Le tecnologie di consegna automatizzata ad ora esistenti sono quattro: droni, robot con gambe, robot con ruote e veicoli autonomi. Attualmente i più efficaci sembrano essere i droni combinati con i veicoli autonomi. Amazon Usa, Flirtey, Wing e altre società hanno già sperimentato la consegna via drone anche se solo nel breve raggio che potrebbe, però, essere allargato con l’ausilio di veicoli autonomi.

Diversa, l’esperienza-esperimento implementata dalla startup Starship Technologies che alla Purdue University, il più grande campus universitario Usa, ha usato 30 robot per la consegna automatizzata del cibo. Il recapito avviene in modo abbastanza semplice: Il robot si reca nel ristorante presso una porta dedicata, attende che l’ordine venga inserito e bloccato, quindi viaggia autonomamente verso l’indirizzo di consegna.
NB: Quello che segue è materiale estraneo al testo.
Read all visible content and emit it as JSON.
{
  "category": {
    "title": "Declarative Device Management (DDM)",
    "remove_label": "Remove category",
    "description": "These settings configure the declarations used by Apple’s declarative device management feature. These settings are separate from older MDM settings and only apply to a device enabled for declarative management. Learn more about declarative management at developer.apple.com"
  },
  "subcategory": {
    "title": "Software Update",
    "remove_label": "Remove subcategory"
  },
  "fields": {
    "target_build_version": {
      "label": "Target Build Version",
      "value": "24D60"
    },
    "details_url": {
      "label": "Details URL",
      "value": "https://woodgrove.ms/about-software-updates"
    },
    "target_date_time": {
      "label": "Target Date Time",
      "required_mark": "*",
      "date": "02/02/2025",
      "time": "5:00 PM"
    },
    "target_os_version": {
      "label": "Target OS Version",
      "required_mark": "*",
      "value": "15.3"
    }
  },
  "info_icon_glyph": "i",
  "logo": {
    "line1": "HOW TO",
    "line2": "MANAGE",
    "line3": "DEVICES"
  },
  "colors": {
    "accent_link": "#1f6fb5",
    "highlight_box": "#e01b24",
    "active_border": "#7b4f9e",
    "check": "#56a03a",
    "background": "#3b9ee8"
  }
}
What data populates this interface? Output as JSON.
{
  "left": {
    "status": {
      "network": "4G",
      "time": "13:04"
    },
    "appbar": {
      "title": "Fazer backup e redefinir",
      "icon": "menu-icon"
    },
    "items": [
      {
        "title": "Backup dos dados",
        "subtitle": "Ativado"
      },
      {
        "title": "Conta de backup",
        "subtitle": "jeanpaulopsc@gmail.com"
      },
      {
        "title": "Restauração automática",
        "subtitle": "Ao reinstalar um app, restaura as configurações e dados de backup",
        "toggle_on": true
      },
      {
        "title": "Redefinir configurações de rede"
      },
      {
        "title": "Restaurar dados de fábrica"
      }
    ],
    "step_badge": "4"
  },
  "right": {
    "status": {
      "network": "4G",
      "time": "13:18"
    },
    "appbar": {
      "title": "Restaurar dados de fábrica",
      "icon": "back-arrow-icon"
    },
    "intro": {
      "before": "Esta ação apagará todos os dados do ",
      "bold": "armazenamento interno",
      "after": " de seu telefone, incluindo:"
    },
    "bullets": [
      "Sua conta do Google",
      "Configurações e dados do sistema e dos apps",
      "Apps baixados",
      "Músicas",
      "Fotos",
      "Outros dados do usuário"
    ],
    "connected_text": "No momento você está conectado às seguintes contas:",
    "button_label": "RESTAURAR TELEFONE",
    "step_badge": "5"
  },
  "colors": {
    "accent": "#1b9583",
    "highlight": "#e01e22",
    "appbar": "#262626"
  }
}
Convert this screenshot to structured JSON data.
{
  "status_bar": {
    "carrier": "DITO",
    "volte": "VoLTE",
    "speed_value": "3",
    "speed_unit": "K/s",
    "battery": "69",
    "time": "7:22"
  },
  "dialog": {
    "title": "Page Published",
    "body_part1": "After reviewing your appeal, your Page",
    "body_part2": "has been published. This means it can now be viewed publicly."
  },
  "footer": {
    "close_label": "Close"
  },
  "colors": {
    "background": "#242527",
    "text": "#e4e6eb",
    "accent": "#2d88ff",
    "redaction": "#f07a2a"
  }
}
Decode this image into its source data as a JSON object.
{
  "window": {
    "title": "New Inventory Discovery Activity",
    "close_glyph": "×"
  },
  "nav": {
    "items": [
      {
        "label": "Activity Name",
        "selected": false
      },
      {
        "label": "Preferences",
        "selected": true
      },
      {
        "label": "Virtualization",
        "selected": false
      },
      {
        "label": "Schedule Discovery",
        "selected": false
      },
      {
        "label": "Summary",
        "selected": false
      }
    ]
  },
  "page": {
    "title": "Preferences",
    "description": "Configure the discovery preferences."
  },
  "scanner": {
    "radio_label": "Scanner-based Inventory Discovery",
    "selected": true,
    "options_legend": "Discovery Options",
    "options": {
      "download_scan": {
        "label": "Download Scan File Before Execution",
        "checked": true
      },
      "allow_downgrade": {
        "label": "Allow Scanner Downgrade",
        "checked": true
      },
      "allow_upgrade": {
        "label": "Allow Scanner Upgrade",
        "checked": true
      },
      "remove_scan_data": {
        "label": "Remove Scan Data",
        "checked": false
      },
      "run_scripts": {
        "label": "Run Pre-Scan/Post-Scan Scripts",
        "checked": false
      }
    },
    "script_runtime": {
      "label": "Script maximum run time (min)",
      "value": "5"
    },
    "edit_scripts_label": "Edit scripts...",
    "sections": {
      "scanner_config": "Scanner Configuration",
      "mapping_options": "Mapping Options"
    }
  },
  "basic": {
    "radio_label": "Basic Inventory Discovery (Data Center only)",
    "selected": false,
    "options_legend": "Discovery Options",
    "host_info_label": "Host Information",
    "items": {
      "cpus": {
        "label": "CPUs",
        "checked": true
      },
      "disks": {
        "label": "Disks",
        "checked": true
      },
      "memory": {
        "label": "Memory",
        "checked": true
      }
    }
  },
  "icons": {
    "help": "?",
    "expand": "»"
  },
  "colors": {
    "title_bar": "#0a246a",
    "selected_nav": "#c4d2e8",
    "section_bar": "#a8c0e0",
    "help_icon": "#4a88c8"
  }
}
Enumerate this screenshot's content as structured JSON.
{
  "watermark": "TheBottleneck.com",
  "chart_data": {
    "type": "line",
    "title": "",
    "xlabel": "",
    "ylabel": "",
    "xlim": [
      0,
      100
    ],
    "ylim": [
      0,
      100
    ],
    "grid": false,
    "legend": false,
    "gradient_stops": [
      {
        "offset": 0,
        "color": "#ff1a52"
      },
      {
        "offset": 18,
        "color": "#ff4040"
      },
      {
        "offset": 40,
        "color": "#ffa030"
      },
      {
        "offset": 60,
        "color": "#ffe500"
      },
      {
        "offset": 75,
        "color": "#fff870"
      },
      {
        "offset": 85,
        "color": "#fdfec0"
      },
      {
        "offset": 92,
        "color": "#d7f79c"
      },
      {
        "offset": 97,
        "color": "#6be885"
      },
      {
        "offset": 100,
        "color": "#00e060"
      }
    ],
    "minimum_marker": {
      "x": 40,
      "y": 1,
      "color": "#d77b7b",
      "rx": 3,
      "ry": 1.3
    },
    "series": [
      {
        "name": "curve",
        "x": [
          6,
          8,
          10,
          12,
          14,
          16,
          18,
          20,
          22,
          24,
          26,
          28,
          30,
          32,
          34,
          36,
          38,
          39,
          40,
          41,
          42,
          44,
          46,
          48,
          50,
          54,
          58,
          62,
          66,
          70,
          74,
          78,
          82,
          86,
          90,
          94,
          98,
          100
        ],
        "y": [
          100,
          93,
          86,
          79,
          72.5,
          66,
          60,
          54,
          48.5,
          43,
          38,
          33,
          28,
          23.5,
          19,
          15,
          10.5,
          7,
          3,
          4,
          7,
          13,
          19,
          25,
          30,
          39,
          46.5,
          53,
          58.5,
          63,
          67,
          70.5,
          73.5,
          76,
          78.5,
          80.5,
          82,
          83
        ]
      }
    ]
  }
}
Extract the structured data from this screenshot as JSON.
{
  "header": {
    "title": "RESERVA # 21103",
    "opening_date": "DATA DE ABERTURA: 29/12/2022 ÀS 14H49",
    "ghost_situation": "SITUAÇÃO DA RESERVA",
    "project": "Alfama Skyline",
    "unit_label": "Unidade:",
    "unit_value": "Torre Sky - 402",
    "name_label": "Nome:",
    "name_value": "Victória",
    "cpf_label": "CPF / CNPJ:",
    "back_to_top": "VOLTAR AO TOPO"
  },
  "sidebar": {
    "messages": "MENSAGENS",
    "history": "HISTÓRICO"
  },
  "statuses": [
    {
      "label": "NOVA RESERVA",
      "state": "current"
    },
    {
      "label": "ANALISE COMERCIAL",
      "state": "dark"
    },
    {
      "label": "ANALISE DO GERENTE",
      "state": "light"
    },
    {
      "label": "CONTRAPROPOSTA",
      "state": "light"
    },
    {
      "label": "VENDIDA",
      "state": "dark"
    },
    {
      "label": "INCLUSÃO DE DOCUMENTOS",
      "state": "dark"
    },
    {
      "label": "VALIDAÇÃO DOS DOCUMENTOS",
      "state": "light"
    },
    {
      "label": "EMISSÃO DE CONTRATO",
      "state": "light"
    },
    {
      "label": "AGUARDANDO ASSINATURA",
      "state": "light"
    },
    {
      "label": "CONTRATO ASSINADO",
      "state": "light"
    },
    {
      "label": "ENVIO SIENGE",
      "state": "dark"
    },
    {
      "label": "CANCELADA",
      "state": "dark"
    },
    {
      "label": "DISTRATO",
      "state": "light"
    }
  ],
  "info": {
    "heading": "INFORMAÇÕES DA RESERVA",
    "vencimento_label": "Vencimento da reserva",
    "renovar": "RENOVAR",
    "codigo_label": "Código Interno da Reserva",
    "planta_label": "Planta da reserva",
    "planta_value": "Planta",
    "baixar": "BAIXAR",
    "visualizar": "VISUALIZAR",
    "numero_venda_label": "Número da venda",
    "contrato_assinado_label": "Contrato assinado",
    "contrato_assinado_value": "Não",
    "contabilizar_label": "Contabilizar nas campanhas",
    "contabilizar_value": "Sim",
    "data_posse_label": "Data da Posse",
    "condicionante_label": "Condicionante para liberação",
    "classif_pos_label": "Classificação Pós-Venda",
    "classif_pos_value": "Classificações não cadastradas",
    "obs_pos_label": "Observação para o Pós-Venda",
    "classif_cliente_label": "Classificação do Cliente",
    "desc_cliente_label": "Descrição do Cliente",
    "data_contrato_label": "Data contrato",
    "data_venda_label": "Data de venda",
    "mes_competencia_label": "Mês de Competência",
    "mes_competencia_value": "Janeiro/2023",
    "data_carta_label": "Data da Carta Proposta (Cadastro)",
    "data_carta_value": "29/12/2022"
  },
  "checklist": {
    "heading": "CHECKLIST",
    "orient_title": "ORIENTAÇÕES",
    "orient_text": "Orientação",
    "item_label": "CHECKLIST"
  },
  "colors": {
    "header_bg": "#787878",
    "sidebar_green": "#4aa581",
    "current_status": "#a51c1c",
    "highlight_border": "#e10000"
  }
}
Una volta arrivato, il cliente riceve un avviso e può quindi “incontrarlo” e sbloccarlo tramite l’app. I robot usano una combinazione di apprendimento automatico, intelligenza artificiale e sensori per viaggiare sui marciapiedi e superare ostacoli.

Questi stessi robot sono già stati utilizzati a partire dal 2016 da Just Eat per le consegne a Greenwich. Domino’s Pizza, dopo l’esperienza con i droni, è dell’idea che il futuro della consegna a domicilio avrà il nome di DRU (Domino’s Robot Unit): un veicolo a quattro ruote con scomparti costruiti per mantenere calde le vivande e refrigerate le bevande mentre viaggia sui marciapiedi a una velocità controllata.

A questo punto è impossibile frenare l’evoluzione tecnologica, resta solo una domanda: a chi daremo la mancia quando ci arriverà una squisita pizza fumante, un piatto tahi o un hamburger sulla porta di casa?